In an interview with The Lantern, Strohmayer, of the Mid-Atlantic region, said, “Historically, the settlements (in the West Bank) are ours,” but added that Israel would be willing to make concessions.

“Some people disagree with the settlements, and it’s fine,” Strohmayer said. “But taking it from there to saying ‘Israel doesn’t have the right to exist’ or ‘just because of the settlement there is no peace’ is just wrong.”

The CJP recently launched the “OSU Divest” campaign, which aims at pushing the university to “divest from companies that are complicit in the occupation,” Bonlarron Martinez said.

“I’d put human rights before the wellbeing of corporations,” he added.

Dylan Morpurgo, a campus coordinator for The David Project, a Boston-based Israel-advocacy organization working with students, told students attending the workshop that the project encourages its ambassadors to forge personal relationships.

“We don’t focus our efforts on those who are the detractors of Israel, we focus our efforts on those who otherwise might not have an opinion on Israel or people who can be engaged when it comes to Israel,” Morpurgo said.

In general, students at the workshop said they believe relations between Israelis and Palestinians are not bad on campus.

“I think that there is a united community on both sides and that’s wonderful,” Robyn Frum, a third-year in microbiology at OSU who helped organize the event, said.

“It’s not a hostile relationship at all. The leaders of Buckeyes for Israel have met with the leaders of Students for Justice in Palestine,” Frum said.

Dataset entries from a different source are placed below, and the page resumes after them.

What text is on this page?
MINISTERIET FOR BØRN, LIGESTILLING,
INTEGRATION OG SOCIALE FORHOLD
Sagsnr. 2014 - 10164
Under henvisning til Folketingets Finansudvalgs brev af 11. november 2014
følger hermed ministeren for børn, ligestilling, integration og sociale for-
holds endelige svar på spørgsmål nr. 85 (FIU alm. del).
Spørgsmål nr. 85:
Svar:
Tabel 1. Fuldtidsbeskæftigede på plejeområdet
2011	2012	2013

Though Bonlarron Martinez said, “As a group, we try not to participate in joint events with pro-Israel groups that do not acknowledge the occupation and the right of return for Palestinian refugees.

“The differentiation of power has to be acknowledged, and I don’t really see the pro-Israel groups on campus acknowledging the differentiation,” he added.

He said there were contacts between individual members, “but as an organization we try not to do that.”

In an interview with The Lantern, Street said, “If Israel decided to live in the Middle East, it has to be a part of the Middle East. We can’t go and on suspecting Arabs for centuries and centuries.”

“I’m Israeli, so I come to my government for solutions,” he said, “I’m not Palestinian… Everybody has to work. It’s in everybody’s best interest.”